People argue that a taxation system that offers limited incentives upfront and relies on “jam tomorrow” is flawed. People won’t trust it
But such a system is in place, it is labelled the Individual Savings Account (ISA) and people trust it.
Research suggests that people like to know where they stand and a promise of no tax in the future is one that they understand. By comparison, a promise of unknown taxes in the future (what pensions currently offer) is not seen as good.
A promise of tax-free cash at the end of a savings period has underpinned all successful Government initiatives over the past 50 years, from Life Assurance Premium Relief to ISAs.
This is behavioural psychology at work and has nothing to do with the fiscal reality. People are prepared to pay a premium for the certainty of tax exemption. I know that many of my readers regards tax relief as tax deferral and that the numbers I have used in recent blogs have ignored the impact of time (Bryn), but in today’s low growth, low income world, people are less inclined to buy a hypotheticals real return on money and more likely to stick with a “growth is cancelled by inflation” formulation.
To be frank, if we believe Thomas Phillipon’s long-term numbers, suggesting there is a 2% pa rake from the financial services industry, who can blame them? I see no great advantage in an over-optimistic view of returns on our money- projections have always got us into trouble and have consistently have created expectations that have not been met.
If you told most people that the deal on pensions was the deal on ISAs plus a little kicker either at the front end or at the back end of the savings period, that would be enough.
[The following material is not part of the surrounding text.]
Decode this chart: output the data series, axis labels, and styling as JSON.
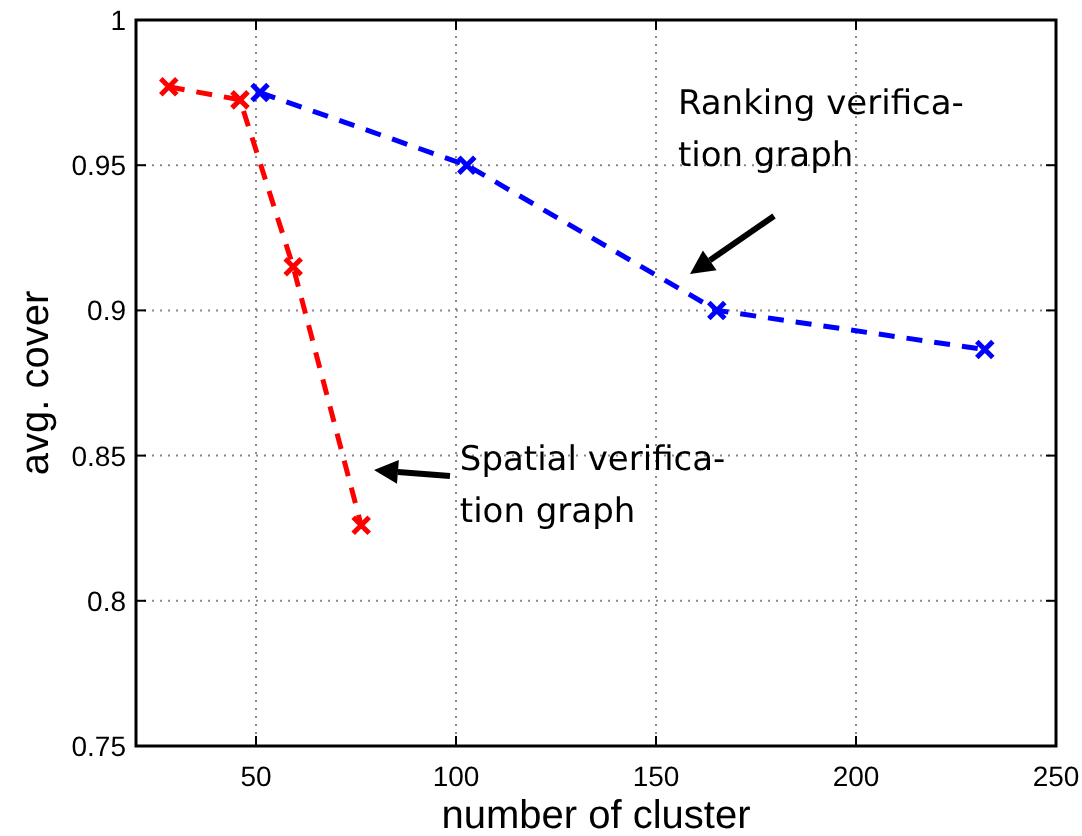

People are happy enough to be putting away for the future, whether through the payment of national insurance or from the deduction from auto-enrolment. The majority of those who are opting out are not doing so because they aren’t bothered.
So I really don’t b buy the need to load tax-relief onto contributions and I do buy the idea of a clear tax view at the back end of pensions.
I want to see the Government incentive more clearly labelled, either in terms of ‘Bog-off’ or in nominal terms (£4 saved- £1 saving bonus). I want Government incentivising people not to spend it all at once by giving further hand-outs at retirement TEEN – (taxed, exempt, enhanced) and I want retirement savings to become part of our national DNA (not a perk for the well to do and wealthy).
We are the Government, we elect them and we vote them out. We get the Government we deserve. We deserve a good Government and stable policy. We have had poor pension policies over the years that has led to the current instability (we can’t go on like this).
This is why I am looking forward and not looking back and why I back radical reform of the pension system. In the end, it is the country as a whole, not the narrow vested interests of the pensions industry – that matters.